Cookbook Cooking: Old School Pot Roast
Comfort food in all its glory from the cookbook Half Baked Harvest Every Day
For a while I’ve had the idea to start a cookbook club. In my fantasy, I’d pick a cookbook each month from my collection, somehow there’d be a good amount of other people involved who also think cookbooks are awesome and we’d share photos of dishes and thoughts on recipes on some nice little corner of the internet — already my soul feels full if that’s all it ever was. But if by chance there were enough people in and around the Ann Arbor area who also loved cookbooks, there’d be a monthly potluck where we’d all eat each other’s food and talk about, I don’t know, probably cookbooks.
Right now there’s just me, so I am a cookbook club of one.
In my kitchen at this moment there is pot roast cooking in the oven, and damn if it doesn’t smell downright homey in here. I don’t remember eating pot roast as a kid, although I’m sure I did. But it probably got lumped into the other anonymous tasting meat meals of the 80’s. I’m looking at you, meatloaf. This pot roast is absolutely delicious though, I just tasted it. It’s cooked slowly for almost four hours, with carrots, onions, mushrooms, thyme, rosemary and other stuff, creating a sauce that is more than ready to be soaked up by mashed potatoes. I’m hungry for this meal.
It comes from the cookbook Half Baked Harvest Every Day, a gift from my sister for my birthday last summer. I didn’t start cooking from it until the fall since it feels to me like a cold weather cookbook with lots of pastas and pizzas and meat and melted cheese. The author, Tieghan Gerard, lives in the mountains of Colorado where the summers are short and the ski season long, so it suits that climate. It also very much suits Michigan winters which are gray, gray, a glimmer of sun, sleet, snow if you’re lucky, then gray again, on repeat, through March.
A few years back I started putting a checkmark on each recipe I’d cook from a cookbook. That was definitely one of my better ideas, right up there with starting a cooking journal nine years ago. Sometimes I make a note if a recipe is extra delicious or I made it for a special occasion, but for the most part the checkmark alone is just a nice little reminder from my past self to my present self that yes, you made this, even if you have no memory of it.
The checkmarks also make it so I can easily look through this cookbook and know that so far I’ve made the Herb & Mustard Potato Stacks, a Giant Spinach & Artichoke Soft Pretzel, Zuppa Toscana with Gnocchi, Shredded Brussels Sprout Salad with Brown Butter Walnuts, Coq Au Vin Blanc Meatballs, Salty Chocolate Pretzel Rye Cookies, the Lemon Tart with Vanilla Sugar twice and now, Mom’s Pot Roast. Flipping through the pages at least ten more recipes caught my eye, but really if I could, I’d just like to cook every single one. I haven’t been let down yet, all those recipes I would make again.
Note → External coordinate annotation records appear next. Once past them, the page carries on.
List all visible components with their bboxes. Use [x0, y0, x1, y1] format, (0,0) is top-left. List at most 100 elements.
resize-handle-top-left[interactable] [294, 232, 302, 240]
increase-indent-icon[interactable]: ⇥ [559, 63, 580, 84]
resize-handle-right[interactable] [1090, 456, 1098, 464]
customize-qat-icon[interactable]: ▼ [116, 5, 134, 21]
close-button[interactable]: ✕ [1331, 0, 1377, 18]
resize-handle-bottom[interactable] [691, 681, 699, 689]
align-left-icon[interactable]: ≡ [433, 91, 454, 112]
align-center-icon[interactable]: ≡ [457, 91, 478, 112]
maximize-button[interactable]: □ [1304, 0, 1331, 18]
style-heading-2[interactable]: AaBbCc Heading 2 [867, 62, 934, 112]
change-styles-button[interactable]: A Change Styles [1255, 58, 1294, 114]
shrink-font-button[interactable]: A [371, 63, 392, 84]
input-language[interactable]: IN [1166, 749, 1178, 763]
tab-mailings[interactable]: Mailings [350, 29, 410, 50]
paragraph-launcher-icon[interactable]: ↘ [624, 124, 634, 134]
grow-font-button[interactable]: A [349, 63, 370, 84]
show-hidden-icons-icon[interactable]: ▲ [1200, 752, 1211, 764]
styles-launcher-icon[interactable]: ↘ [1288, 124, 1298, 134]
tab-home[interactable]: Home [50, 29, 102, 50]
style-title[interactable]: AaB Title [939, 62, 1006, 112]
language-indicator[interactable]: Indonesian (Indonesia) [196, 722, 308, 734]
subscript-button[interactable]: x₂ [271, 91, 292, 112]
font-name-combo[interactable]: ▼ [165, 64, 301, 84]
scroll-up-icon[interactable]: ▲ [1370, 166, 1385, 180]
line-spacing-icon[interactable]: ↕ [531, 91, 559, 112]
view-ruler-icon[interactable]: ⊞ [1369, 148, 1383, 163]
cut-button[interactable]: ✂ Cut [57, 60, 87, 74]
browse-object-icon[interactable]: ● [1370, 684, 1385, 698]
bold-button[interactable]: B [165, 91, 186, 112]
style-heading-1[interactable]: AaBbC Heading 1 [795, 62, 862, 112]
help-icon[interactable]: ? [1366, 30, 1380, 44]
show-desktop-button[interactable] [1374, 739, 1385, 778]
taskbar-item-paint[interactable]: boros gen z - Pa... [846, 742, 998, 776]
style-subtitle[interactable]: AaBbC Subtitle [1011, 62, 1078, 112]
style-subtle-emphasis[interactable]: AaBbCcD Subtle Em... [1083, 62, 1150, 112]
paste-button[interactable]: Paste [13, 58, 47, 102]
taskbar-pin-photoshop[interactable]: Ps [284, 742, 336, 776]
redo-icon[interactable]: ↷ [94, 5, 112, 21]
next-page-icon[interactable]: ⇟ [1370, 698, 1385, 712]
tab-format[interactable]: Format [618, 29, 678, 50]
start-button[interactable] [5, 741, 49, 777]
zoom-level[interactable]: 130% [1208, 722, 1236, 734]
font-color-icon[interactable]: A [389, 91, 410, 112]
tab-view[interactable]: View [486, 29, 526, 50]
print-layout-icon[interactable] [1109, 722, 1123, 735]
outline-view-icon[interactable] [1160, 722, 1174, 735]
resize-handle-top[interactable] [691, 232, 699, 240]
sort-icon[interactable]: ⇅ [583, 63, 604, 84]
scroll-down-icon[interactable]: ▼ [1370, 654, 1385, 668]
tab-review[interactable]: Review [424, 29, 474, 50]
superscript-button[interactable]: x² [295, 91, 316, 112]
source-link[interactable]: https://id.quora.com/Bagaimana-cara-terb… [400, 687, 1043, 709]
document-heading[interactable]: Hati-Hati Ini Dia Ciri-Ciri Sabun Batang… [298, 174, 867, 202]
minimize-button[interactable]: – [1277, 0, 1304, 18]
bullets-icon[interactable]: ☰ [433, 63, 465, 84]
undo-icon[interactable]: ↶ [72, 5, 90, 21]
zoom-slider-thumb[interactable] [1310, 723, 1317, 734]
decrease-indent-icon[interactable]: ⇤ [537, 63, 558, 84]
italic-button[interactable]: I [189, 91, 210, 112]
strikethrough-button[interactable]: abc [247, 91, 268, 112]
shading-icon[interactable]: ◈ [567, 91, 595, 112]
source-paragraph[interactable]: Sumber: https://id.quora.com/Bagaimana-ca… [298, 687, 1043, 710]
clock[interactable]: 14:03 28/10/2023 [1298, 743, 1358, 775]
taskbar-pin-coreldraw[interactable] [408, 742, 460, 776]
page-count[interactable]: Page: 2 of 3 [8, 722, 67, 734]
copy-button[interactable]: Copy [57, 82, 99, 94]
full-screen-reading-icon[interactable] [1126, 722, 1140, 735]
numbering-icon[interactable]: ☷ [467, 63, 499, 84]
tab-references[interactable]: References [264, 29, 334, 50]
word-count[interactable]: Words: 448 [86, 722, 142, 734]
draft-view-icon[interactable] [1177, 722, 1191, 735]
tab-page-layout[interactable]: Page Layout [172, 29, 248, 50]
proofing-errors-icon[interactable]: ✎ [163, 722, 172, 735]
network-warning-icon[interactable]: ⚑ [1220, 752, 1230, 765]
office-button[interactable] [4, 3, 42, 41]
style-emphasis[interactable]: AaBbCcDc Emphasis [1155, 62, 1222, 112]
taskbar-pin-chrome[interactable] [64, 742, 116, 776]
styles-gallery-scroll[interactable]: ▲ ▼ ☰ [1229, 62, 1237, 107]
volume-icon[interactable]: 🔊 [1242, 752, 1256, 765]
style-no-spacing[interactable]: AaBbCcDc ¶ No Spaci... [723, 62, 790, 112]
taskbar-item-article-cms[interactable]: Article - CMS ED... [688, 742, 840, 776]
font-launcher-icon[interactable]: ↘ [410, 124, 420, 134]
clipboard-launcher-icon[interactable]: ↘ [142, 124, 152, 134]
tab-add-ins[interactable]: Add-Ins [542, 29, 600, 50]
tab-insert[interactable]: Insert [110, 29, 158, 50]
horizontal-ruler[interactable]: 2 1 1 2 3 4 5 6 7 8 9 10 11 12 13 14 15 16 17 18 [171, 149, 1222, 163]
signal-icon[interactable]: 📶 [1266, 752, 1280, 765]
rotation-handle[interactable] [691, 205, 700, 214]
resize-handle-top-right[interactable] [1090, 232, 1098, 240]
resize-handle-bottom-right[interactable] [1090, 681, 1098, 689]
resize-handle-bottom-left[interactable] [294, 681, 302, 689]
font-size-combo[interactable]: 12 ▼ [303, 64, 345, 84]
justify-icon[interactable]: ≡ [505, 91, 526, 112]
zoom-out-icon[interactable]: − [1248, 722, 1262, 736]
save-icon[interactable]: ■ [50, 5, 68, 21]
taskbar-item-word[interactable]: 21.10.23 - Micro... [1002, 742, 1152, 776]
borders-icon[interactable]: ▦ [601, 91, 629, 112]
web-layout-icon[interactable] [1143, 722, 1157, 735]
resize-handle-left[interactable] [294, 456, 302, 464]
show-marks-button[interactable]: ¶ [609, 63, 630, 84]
This cookbook is full of comfort food and I like that about it. The older I get the more I’d like all my meals to have the essence of comfort food, although that doesn’t mean it has to be pot roast or braised pork shoulder or chocolate pudding every night. For the most part I cook what I crave, and that act of listening to my body, to feel if the desire is for a big crunchy salad or snickerdoodles or coconut curry or chicken wings, is to bring comfort to myself. And by bringing comfort to myself I in turn bring comfort to those around me because as they say on the airplanes, put your mask on first. In this case, that mask is a big delicious meaty pot roast served over mashed potatoes on a sleeting winter Michigan night. You’re welcome family.
I would join this cookbook club! (Waving from London, U.K.) And this cookbook sounds both full of deliciousness and also well suited to the grey, not terrible just endlessly grey, London winters too. We’re staggering out of a long grey spring too, so right now comfort is 50% bright, crunchy, flavourful salads that feel hopeful and 50% we need lamb, chicken and yet more potatoes before an early night.